How can I use a progress bar for piped functions in R / tidyverse

513 views Asked by At

I have a main function which performs a handful of variously complicated (and long-running) computations on some data, it performs these steps using the pipe from tidyverse / magrittr. I would like a progress bar to report on the stage of the processing as it works through it, however, I'm at a loss. I've looked at the cli, progress and progressr packages, and out of them I could only get cli to work (in a manner of speaking.

Here's a minimal example:

library(tidyverse)
library(cli)

main_fun <- function() {
  cli_progress_step(msg = "Running main function")
  tibble(a = 1:5) %>% 
    fun1() %>% 
    fun2() %>% 
    fun3()
}

fun1 <- function(data) {
  cli_progress_step(msg = "Doing sub function 1")
  Sys.sleep(2)

  return(data)
}
fun2 <- function(data) {
  cli_progress_step(msg = "Doing sub function 2")
  Sys.sleep(1)

  return(data)
}
fun3 <- function(data) {
  cli_progress_step(msg = "Doing sub function 3")
  Sys.sleep(3)

  return(data)
}

main_fun()
#> ℹ Running main function
#> ℹ Doing sub function 3
#> ℹ Doing sub function 2
#> ℹ Doing sub function 1
#> ✔ Doing sub function 1 [2s]
#> 
#> ℹ Doing sub function 2✔ Doing sub function 2 [3s]
#> 
#> ℹ Doing sub function 3✔ Doing sub function 3 [6.1s]
#> 
#> ℹ Running main function✔ Running main function [6.1s]
#> # A tibble: 10 × 1
#>        a
#>    <int>
#>  1     1
#>  2     2
#>  3     3
#>  4     4
#>  5     5

This displays the progress bars but in 'reverse' order i.e. 3 then 2 then 1. Once it's all completed all are shown, which is about the only bit I'm happy with.

2

There are 2 answers

3
GKi On

This is because, in a pipe, functions are not evaluated form left to right. Regular R semantics for evaluation apply - Lazy evaluation or call-by-need. Your call with the base pipe |> will look like:

fun3(fun2(fun1(tibble(a = 1:5))))

You can force the evaluation e.g. with forceAndCall.

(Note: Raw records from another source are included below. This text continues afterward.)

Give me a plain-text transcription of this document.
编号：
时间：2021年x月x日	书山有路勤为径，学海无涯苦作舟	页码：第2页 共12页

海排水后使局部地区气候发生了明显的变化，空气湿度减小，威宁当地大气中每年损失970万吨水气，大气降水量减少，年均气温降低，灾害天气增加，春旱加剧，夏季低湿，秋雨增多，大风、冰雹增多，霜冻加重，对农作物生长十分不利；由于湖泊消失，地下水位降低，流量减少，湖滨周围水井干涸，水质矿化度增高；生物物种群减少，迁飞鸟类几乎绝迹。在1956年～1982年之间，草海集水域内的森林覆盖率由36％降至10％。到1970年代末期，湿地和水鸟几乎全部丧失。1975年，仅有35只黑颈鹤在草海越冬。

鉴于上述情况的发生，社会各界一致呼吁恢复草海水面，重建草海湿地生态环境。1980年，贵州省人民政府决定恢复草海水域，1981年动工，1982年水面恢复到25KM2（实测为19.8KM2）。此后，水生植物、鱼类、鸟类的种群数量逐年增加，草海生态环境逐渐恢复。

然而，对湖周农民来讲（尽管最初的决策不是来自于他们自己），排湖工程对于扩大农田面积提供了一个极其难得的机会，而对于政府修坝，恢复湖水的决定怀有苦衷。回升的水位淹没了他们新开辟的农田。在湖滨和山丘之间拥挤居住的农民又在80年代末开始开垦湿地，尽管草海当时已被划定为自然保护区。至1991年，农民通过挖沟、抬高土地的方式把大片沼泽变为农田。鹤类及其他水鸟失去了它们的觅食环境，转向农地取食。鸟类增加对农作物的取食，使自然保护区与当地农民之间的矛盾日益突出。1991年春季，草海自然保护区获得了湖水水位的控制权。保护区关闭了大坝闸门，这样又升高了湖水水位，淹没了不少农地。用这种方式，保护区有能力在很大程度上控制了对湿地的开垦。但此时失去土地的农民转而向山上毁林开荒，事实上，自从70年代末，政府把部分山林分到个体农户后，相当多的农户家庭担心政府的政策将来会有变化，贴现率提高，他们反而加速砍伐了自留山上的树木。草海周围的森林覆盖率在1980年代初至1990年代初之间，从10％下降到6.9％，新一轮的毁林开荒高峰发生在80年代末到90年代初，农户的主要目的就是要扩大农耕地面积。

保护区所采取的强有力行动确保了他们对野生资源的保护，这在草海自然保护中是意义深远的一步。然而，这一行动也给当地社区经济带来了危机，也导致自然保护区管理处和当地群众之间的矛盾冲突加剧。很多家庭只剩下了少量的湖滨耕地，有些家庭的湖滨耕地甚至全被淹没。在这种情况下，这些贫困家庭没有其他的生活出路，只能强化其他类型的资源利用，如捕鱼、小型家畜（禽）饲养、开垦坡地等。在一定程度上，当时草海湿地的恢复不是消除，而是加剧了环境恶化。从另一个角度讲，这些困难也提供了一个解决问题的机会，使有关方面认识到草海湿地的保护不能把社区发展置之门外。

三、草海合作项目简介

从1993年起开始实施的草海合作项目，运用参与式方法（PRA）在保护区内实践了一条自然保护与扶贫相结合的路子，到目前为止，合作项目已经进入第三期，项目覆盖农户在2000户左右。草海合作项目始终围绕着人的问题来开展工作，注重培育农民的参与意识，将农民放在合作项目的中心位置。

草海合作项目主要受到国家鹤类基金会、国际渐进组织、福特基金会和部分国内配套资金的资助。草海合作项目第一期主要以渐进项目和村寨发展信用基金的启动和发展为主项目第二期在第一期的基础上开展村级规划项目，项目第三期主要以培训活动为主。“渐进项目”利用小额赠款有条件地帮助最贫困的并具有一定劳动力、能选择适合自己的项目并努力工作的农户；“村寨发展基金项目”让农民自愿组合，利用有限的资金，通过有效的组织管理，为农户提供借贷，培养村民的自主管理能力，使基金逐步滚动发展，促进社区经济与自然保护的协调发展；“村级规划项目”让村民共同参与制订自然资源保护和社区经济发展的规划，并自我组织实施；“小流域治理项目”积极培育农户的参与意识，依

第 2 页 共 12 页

data.frame(a = 1:5) |> forceAndCall(n=1, Fun=fun1, data=_) |>
  forceAndCall(n=1, Fun=fun2, data=_) |> forceAndCall(n=1, Fun=fun3, data=_)
#✔ Doing sub function 1 [2s]
#✔ Doing sub function 2 [1s]
#✔ Doing sub function 3 [3s]
#...

Or with magrittr you can use the eager pipe %!>% to evaluate form left to right (Thanks @Moohan for the comment!).

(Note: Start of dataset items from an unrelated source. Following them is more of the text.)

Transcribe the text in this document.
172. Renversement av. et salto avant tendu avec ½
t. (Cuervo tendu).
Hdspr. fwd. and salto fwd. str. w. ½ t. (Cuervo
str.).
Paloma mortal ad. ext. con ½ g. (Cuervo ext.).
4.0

data.frame(a = 1:5) %!>% fun1() %!>%  fun2() %!>% fun3()
#✔ Doing sub function 1 [2s]
#✔ Doing sub function 2 [1s]
#✔ Doing sub function 3 [3s]
#...

You can force the evaluation of a function argument in the first line of the functions, which will result as you might have expected. This works for both pipes |> and %>%.

library(magrittr)
library(cli)

fun1 <- function(data) {
  force(data) #or simple only data
  cli_progress_step(msg = "Doing sub function 1")
  Sys.sleep(2)
  data
}
fun2 <- function(data) {
  force(data)
  cli_progress_step(msg = "Doing sub function 2")
  Sys.sleep(1)
  data
}
fun3 <- function(data) {
  force(data)
  cli_progress_step(msg = "Doing sub function 3")
  Sys.sleep(3)
  data
}

data.frame(a = 1:5) %>% fun1() %>% fun2() %>% fun3()
#✔ Doing sub function 1 [2s]
#✔ Doing sub function 2 [1s]
#✔ Doing sub function 3 [3s]
#✔ Running main function [6.1s]
#...

data.frame(a = 1:5) |> fun1() |> fun2() |> fun3()
#✔ Doing sub function 1 [2s]
#✔ Doing sub function 2 [1s]
#✔ Doing sub function 3 [3s]
#✔ Running main function [6.1s]
#...

Another way might be to write a custom pipe function.

`:=` <- function(lhs, rhs) eval(substitute(rhs), list(. = lhs))

data.frame(a = 1:5) := fun1(.) := fun2(.) := fun3(.)
#✔ Doing sub function 1 [2s]
#✔ Doing sub function 2 [1s]
#✔ Doing sub function 3 [3s]
#...

Another example showing when entering and exiting the functions.

library(magrittr)
f1 <- \(x) {message("IN 1"); x$b <- 1; message("OUT 1"); x}
f2 <- \(x) {message("IN 2"); x$c <- 2; message("OUT 2"); x}

data.frame(a=0) %>% f1 %>% f2
#IN 2
#IN 1
#OUT 1
#OUT 2
#  a b c
#1 0 1 2

data.frame(a=0) |> f1() |> f2()
#IN 2
#IN 1
#OUT 1
#OUT 2
#  a b c
#1 0 1 2

f2(f1(data.frame(a=0)))
#IN 2
#IN 1
#OUT 1
#OUT 2
#  a b c
#1 0 1 2

data.frame(a=0) %!>% f1 %!>% f2
#IN 1
#OUT 1
#IN 2
#OUT 2
#  a b c
#1 0 1 2

data.frame(a=0) := f1(.) := f2(.)
#IN 1
#OUT 1
#IN 2
#OUT 2
#  a b c
#1 0 1 2

. <- data.frame(a=0)
. <- f1(.)
#IN 1
#OUT 1
. <- f2(.)
#IN 2
#OUT 2
.
#  a b c
#1 0 1 2
0
Moohan On

This can be achieved using the 'eager pipe' (%!>%) from {magrittr}

library(tidyverse)
library(cli)
library(magrittr)

main_fun <- function() {
  cli_progress_step(msg = "Running main function")
  tibble(a = 1:5) %!>% 
    fun1() %!>% 
    fun2() %!>% 
    fun3()
}

main_fun()

#> ℹ Running main function
#> ℹ Doing sub function 1
#> ✔ Doing sub function 1 [2s]
#> 
#> ℹ Running main functionℹ Doing sub function 2
#> ✔ Doing sub function 2 [1s]
#> 
#> ℹ Running main functionℹ Doing sub function 3
#> ✔ Doing sub function 3 [3s]
#> 
#> ℹ Running main function✔ Running main function [6.1s]
#> # A tibble: 10 × 1
#>        a
#>    <int>
#>  1     1
#>  2     2
#>  3     3
#>  4     4
#>  5     5